Editorial Note:     Identifying Information has been removed from this electronic version of the judgment.

 

Judge:

The Honourable Judge Timothy G. Daley

 

Heard

June 25, 27 and 28, 2018 in Pictou, Nova Scotia

Oral Decision:

 

June 29, 2018

Counsel:

Kent McNally for the Applicant

Shawn MacLaughlin for the Respondent V.F.

The Respondent M.W. self represented

 


 

Introduction

 

[1]     This matter comes before the court on application by the Minister of Community Services (“the Minister”) who seeks a finding that the child, N.M. (“the child”), is in need of protective services.  The child is 3 years old and has been diagnosed with Autism Spectrum Disorder (“ASD”).

 

[2]     The Minster’s application was filed on June 4, 2018 and the matter first came before this court on June 8, 2018 to commence an interim hearing under section 39 of the Children’s and Family Services Act (“the Act”).  I considered the evidence before me at that time as required under section 39(3) and made an interim finding on reasonable and probable grounds that the child was in need of protective services.  Since the father, M.W. (“the father) did not consent to that finding, the matter was set over for 2 and ½ days of evidence to complete the interim hearing.

 

Position of the Parties

 

[3]     The Minister seeks a finding that there are reasonable and probable grounds to believe that the child is in need of protective services.  The Minister also seeks an order that the child reside with his mother, V.F. (“the mother”), under the supervision of the Minister, that the father have access at the discretion of the Minister including supervised access, and that the parties engage in services to alleviate the protection concerns.

 

[4]     The Minister says that those protection concerns include substantial risk of emotional and physical harm.  The allegations include that the father has been emotionally abusive to the mother and the child during and after the end of the relationship by doing the following:

         

        repeatedly using abusive language toward the mother, at times in front of the child;

        sending over 1,000 text messages to the mother after separation, many of which are contrary to an Interim Order of this court under a Parenting and Support Act application;

        sending texts that were abusive and were an attempt to control the mother:

        sending many of these texts during the father’s parenting time with the child and placed the child at risk by distracting the father from child care, particularly given the child’s ASD diagnosis;

        leaving an abusive voice mail for the mother when the child was in the presence of the father during his access time;

        failing to accept the child’s diagnosis of ASD and thereby placing the child at risk of physical and emotional harm if the father has care of him;

        exhibiting paranoid thinking and behaviors which place the child at risk if the father has care of him

        failing to demonstrate any insight into the harm to the child that was or could be caused by his behaviors.

 

[5]     The mother supports the positon of the Minister and agrees to the proposed order including services.

 

[6]     The father opposes the finding and order and says he does not pose any risk to the child.  Moreover, he says that the mother poses a substantial risk to the child and that he should have primary care of the child because he can provide a better parenting environment.

 

Test at Interim Hearing

 

[7]     The test at this interim stage of the proceeding under section 39 of the Act is well described by Judge Levy of the Family Court in Family and Children's Services of Kings County v.
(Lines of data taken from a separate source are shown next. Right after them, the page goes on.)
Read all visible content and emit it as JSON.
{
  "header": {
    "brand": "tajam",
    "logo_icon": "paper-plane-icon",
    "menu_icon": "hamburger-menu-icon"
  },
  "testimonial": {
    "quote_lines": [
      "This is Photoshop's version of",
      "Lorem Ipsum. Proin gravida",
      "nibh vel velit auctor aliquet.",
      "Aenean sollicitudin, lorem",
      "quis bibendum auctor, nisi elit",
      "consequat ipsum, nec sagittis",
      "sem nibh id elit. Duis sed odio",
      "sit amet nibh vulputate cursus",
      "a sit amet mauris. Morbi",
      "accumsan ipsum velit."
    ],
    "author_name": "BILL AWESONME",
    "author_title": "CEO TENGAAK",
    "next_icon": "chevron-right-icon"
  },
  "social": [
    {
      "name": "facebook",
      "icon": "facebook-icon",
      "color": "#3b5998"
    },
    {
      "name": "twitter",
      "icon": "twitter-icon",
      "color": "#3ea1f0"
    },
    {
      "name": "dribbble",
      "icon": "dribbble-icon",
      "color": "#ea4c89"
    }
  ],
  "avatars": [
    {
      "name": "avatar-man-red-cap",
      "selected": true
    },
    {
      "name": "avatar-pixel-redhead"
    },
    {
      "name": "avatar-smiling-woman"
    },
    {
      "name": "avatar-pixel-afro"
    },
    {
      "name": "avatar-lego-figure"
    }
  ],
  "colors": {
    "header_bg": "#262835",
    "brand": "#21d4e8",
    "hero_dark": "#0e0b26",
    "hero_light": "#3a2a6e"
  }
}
Y.B. [2000] N.S.J. No. 263 as follows:

 

4     Thus, the essential inquiry for the court at this stage is to determine whether there are "reasonable and probable grounds to believe" that the children are in need of protective services. The inquiry is not whether the children are in fact in need of protective services, but only whether the evidence before the court leads one reasonably to conclude that they probably are. The decision is to be made on the basis of evidence that the court considers credible and trustworthy in the circumstances.

 

5     It is of some consequence that the words "reasonable" and "probable" are used conjunctively, that is to say that in order for the case to proceed beyond this initial stage that the court must find on the evidence that the grounds for belief are both reasonable and probable.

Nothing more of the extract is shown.